Cycling to work has made me an avid follower of the late night news weather forecast. I had decided during the day to get up earlier the next morning to take a detour round Grafham on my commute. When the sun crests the horizon on a bright September morning is surely one of the best times to ride a bike. But the forecast was for fog. I gambled and set my alarm anyway.
The gamble paid off and I woke to a clear dawn, so I got up.
Around the reservoir the car parks were deserted and, save for running rabbits, the tracks were mine alone. A buzzard flew alongside as I rode up one of the small hills, finches and tits flitted in and out of the hedgerows. In the nature reserve I saw a poised heron waiting for breakfast to swim by. Two green woodpeckers flew across a meadow, barking their alarm call. You don’t see and hear that in a car.
As I rode on to the dam, Keatsian mists were forming in the hollows. I spooked a flock gulls into the air, waking from their night time roost. Ahead, the imposing wind turbines near Great Paxton appeared to float over the mists, like great machines of an alien race, uncaring of gravity.
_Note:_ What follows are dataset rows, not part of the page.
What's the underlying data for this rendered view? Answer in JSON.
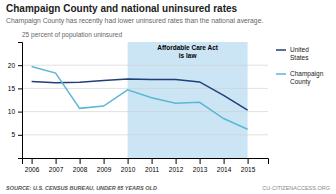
{
  "chart_data": {
    "type": "line",
    "title": "Champaign County and national uninsured rates",
    "subtitle": "Champaign County has recently had lower uninsured rates than the national average.",
    "ylabel": "25 percent of population uninsured",
    "source": "SOURCE: U.S. CENSUS BUREAU, UNDER 65 YEARS OLD",
    "credit": "CU-CITIZENACCESS.ORG",
    "x": [
      2006,
      2007,
      2008,
      2009,
      2010,
      2011,
      2012,
      2013,
      2014,
      2015
    ],
    "series": [
      {
        "name": "United\nStates",
        "color": "#1f3f7a",
        "values": [
          16.5,
          16.2,
          16.3,
          16.7,
          17.0,
          16.9,
          16.9,
          16.4,
          13.5,
          10.3
        ]
      },
      {
        "name": "Champaign\nCounty",
        "color": "#5bb8d4",
        "values": [
          19.7,
          18.3,
          10.7,
          11.2,
          14.7,
          13.0,
          11.8,
          12.0,
          8.5,
          6.2
        ]
      }
    ],
    "xlim": [
      2005.6,
      2015.85
    ],
    "xticks": [
      2006,
      2007,
      2008,
      2009,
      2010,
      2011,
      2012,
      2013,
      2014,
      2015
    ],
    "ylim": [
      0,
      25
    ],
    "yticks": [
      5,
      10,
      15,
      20
    ],
    "grid": true,
    "legend": "right",
    "annotations": [
      {
        "text": "Affordable Care Act\nis law",
        "x_start": 2010,
        "x_end": 2015,
        "color": "#cce5f4"
      }
    ]
  }
}
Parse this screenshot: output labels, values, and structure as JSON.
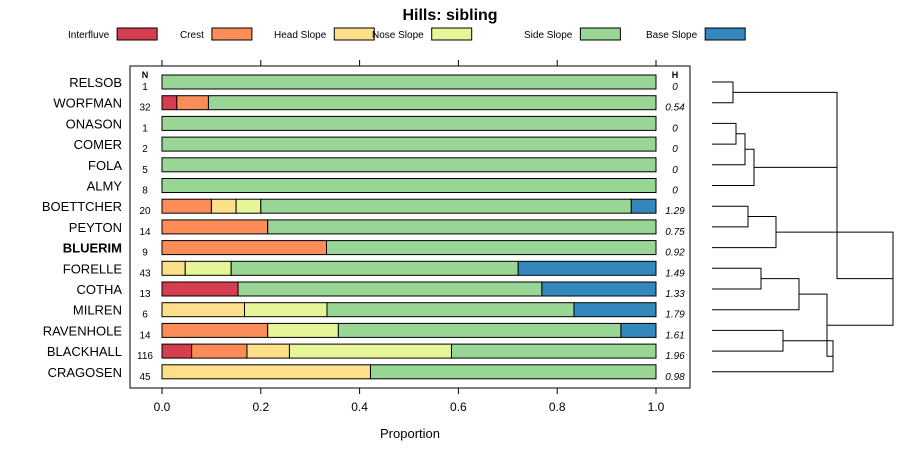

Certainly a more magnificent sight than Barford power station’s stubby twin chimneys bleeding a brown smudge into the air.
Riding across the fields the mist layered into strata, back lit by the sun to a warm ochre glow. Riding into a dip in the land, the look of warmth was proved an illusion; the moisture chilled my exposed legs and arms. Back onto the higher ground, I could see a row of poplar trees poking through a bank of mist. They give an impression of a giant crenellated wall, but a weak defence against the warming sun.